Au terme d'un match longtemps fait pour les insomniaques, le Japon et la Suède se sont séparés sur un score de parité qui fige les positions au classement (1-1). Les superbes buts de Maeda et Elanga auront secoué le cocotier mais tout le monde repart copain et c'est le plus important.
Japon 1-1 Suède
Buts : Maeda (56e) pour les Samurai Blue // Elanga (62e) pour les Blågult
Un round d’observation et puis la castagne.

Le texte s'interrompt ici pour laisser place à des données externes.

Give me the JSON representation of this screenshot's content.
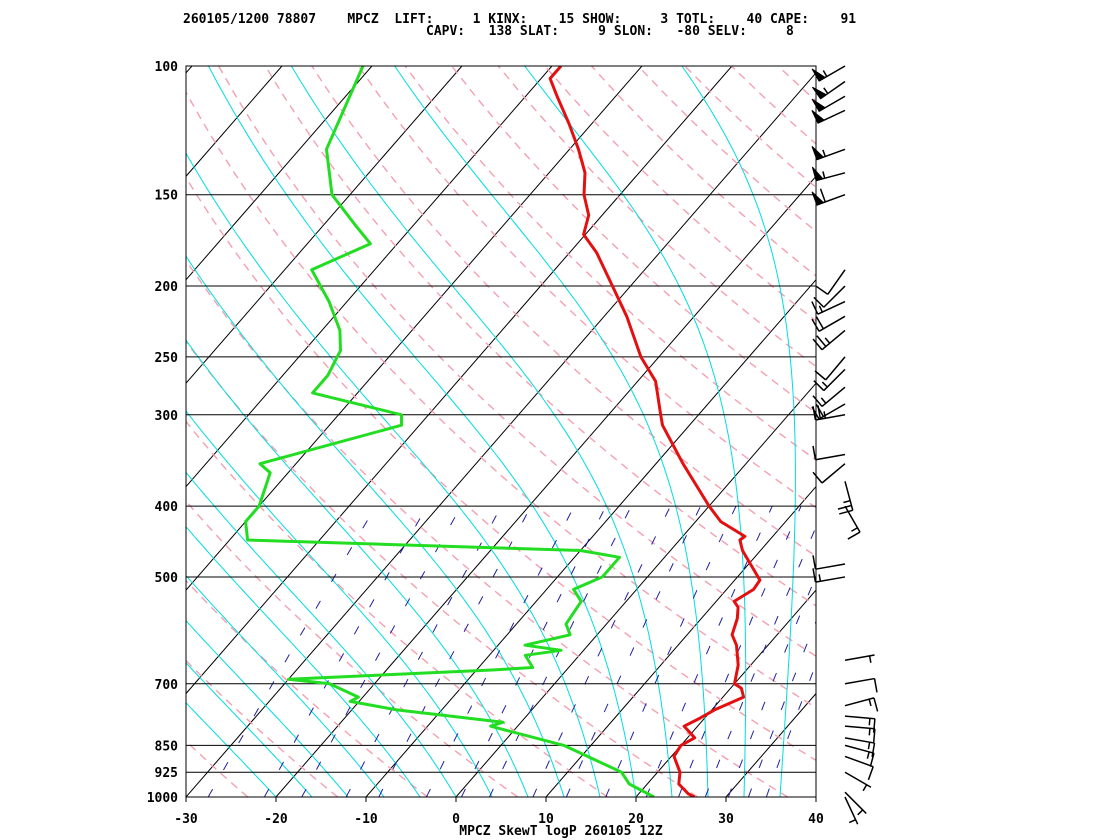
{
  "header": {
    "line1": "260105/1200 78807    MPCZ  LIFT:     1 KINX:    15 SHOW:     3 TOTL:    40 CAPE:    91",
    "line2": "CAPV:   138 SLAT:     9 SLON:   -80 SELV:     8"
  },
  "colors": {
    "temperature": "#e41010",
    "dewpoint": "#22dd22",
    "isotherms": "#000000",
    "dry_adiabats": "#f4a0b0",
    "moist_adiabats": "#00dddd",
    "mixing_ratio": "#2020a0",
    "wind_barbs": "#000000"
  },
  "chart_data": {
    "type": "line",
    "title": "MPCZ SkewT logP 260105 12Z",
    "xlabel": "",
    "ylabel": "",
    "xlim": [
      -30,
      40
    ],
    "ylim": [
      1000,
      100
    ],
    "x_ticks": [
      "-30",
      "-20",
      "-10",
      "0",
      "10",
      "20",
      "30",
      "40"
    ],
    "pressure_levels": [
      1000,
      925,
      850,
      700,
      500,
      400,
      300,
      250,
      200,
      150,
      100
    ],
    "pressure_labels": [
      "1000",
      "925",
      "850",
      "700",
      "500",
      "400",
      "300",
      "250",
      "200",
      "150",
      "100"
    ],
    "series": [
      {
        "key": "temperature",
        "points": [
          [
            1000,
            26.5
          ],
          [
            990,
            25.5
          ],
          [
            960,
            23.5
          ],
          [
            925,
            22.5
          ],
          [
            880,
            20.3
          ],
          [
            850,
            20.0
          ],
          [
            830,
            20.8
          ],
          [
            800,
            18.5
          ],
          [
            780,
            19.5
          ],
          [
            760,
            20.3
          ],
          [
            730,
            22.3
          ],
          [
            710,
            21.2
          ],
          [
            700,
            20.0
          ],
          [
            660,
            18.6
          ],
          [
            620,
            16.5
          ],
          [
            600,
            15.0
          ],
          [
            570,
            14.0
          ],
          [
            550,
            13.0
          ],
          [
            540,
            12.0
          ],
          [
            520,
            13.0
          ],
          [
            505,
            12.8
          ],
          [
            460,
            8.0
          ],
          [
            445,
            6.7
          ],
          [
            440,
            6.9
          ],
          [
            420,
            2.8
          ],
          [
            400,
            0.0
          ],
          [
            350,
            -7.0
          ],
          [
            310,
            -13.0
          ],
          [
            300,
            -14.2
          ],
          [
            270,
            -18.0
          ],
          [
            250,
            -22.0
          ],
          [
            220,
            -27.5
          ],
          [
            200,
            -32.0
          ],
          [
            180,
            -37.0
          ],
          [
            170,
            -40.2
          ],
          [
            160,
            -41.5
          ],
          [
            150,
            -44.0
          ],
          [
            140,
            -46.0
          ],
          [
            130,
            -49.0
          ],
          [
            120,
            -52.5
          ],
          [
            110,
            -56.5
          ],
          [
            104,
            -59.0
          ],
          [
            100,
            -59.0
          ]
        ]
      },
      {
        "key": "dewpoint",
        "points": [
          [
            1000,
            22.0
          ],
          [
            960,
            18.0
          ],
          [
            925,
            16.0
          ],
          [
            850,
            7.0
          ],
          [
            800,
            -3.0
          ],
          [
            790,
            -2.0
          ],
          [
            760,
            -15.0
          ],
          [
            740,
            -21.0
          ],
          [
            730,
            -20.5
          ],
          [
            700,
            -25.0
          ],
          [
            690,
            -30.0
          ],
          [
            670,
            -8.0
          ],
          [
            665,
            -4.0
          ],
          [
            640,
            -6.0
          ],
          [
            630,
            -2.5
          ],
          [
            620,
            -7.0
          ],
          [
            600,
            -3.0
          ],
          [
            580,
            -4.5
          ],
          [
            540,
            -5.0
          ],
          [
            520,
            -7.0
          ],
          [
            500,
            -5.0
          ],
          [
            470,
            -5.0
          ],
          [
            460,
            -10.0
          ],
          [
            445,
            -48.0
          ],
          [
            420,
            -50.0
          ],
          [
            400,
            -50.0
          ],
          [
            360,
            -52.0
          ],
          [
            350,
            -54.0
          ],
          [
            310,
            -42.0
          ],
          [
            300,
            -43.0
          ],
          [
            280,
            -55.0
          ],
          [
            265,
            -55.0
          ],
          [
            245,
            -56.0
          ],
          [
            230,
            -58.0
          ],
          [
            210,
            -62.0
          ],
          [
            190,
            -67.0
          ],
          [
            175,
            -63.0
          ],
          [
            165,
            -66.5
          ],
          [
            150,
            -72.0
          ],
          [
            130,
            -77.0
          ],
          [
            100,
            -81.0
          ]
        ]
      }
    ],
    "wind_barbs": [
      {
        "p": 1000,
        "dir": 155,
        "spd": 5
      },
      {
        "p": 985,
        "dir": 135,
        "spd": 5
      },
      {
        "p": 925,
        "dir": 120,
        "spd": 5
      },
      {
        "p": 880,
        "dir": 110,
        "spd": 10
      },
      {
        "p": 850,
        "dir": 105,
        "spd": 15
      },
      {
        "p": 830,
        "dir": 100,
        "spd": 15
      },
      {
        "p": 800,
        "dir": 95,
        "spd": 15
      },
      {
        "p": 775,
        "dir": 95,
        "spd": 15
      },
      {
        "p": 750,
        "dir": 75,
        "spd": 15
      },
      {
        "p": 700,
        "dir": 80,
        "spd": 10
      },
      {
        "p": 650,
        "dir": 80,
        "spd": 5
      },
      {
        "p": 500,
        "dir": 260,
        "spd": 15
      },
      {
        "p": 480,
        "dir": 260,
        "spd": 10
      },
      {
        "p": 400,
        "dir": 150,
        "spd": 15
      },
      {
        "p": 370,
        "dir": 165,
        "spd": 25
      },
      {
        "p": 350,
        "dir": 230,
        "spd": 10
      },
      {
        "p": 340,
        "dir": 260,
        "spd": 10
      },
      {
        "p": 300,
        "dir": 260,
        "spd": 25
      },
      {
        "p": 290,
        "dir": 240,
        "spd": 20
      },
      {
        "p": 275,
        "dir": 230,
        "spd": 15
      },
      {
        "p": 260,
        "dir": 225,
        "spd": 15
      },
      {
        "p": 250,
        "dir": 220,
        "spd": 10
      },
      {
        "p": 230,
        "dir": 230,
        "spd": 25
      },
      {
        "p": 220,
        "dir": 240,
        "spd": 20
      },
      {
        "p": 210,
        "dir": 245,
        "spd": 15
      },
      {
        "p": 200,
        "dir": 225,
        "spd": 10
      },
      {
        "p": 190,
        "dir": 215,
        "spd": 10
      },
      {
        "p": 150,
        "dir": 250,
        "spd": 60
      },
      {
        "p": 140,
        "dir": 255,
        "spd": 55
      },
      {
        "p": 130,
        "dir": 250,
        "spd": 55
      },
      {
        "p": 115,
        "dir": 245,
        "spd": 50
      },
      {
        "p": 110,
        "dir": 240,
        "spd": 50
      },
      {
        "p": 105,
        "dir": 235,
        "spd": 55
      },
      {
        "p": 100,
        "dir": 240,
        "spd": 55
      }
    ]
  }
}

De longues minutes durant, les spectateurs du AT&T Stadium de Dallas ont dû se demander où était passée l’attaque flamboyante de leurs Dallas Cowboys ou où avait filé le spectacle des premières rencontres de soccer qu’ils avaient pu observées jusqu’ici. Bien gâtés par les délicieux Pays-Bas-Japon, Angleterre-Croatie et Argentine-Autriche que l’enceinte texane avaient reçus depuis le début du Mondial, il a fallu près d’une heure pour voir cet affreux Japon-Suède devenir glamour (1-1). Au final, les deux nations se répartissent les points et font statu quo avec leur positions du coup d’envoi : le Japon termine deuxième du groupe F, les Suédois troisièmes, avec une qualification déjà assurée.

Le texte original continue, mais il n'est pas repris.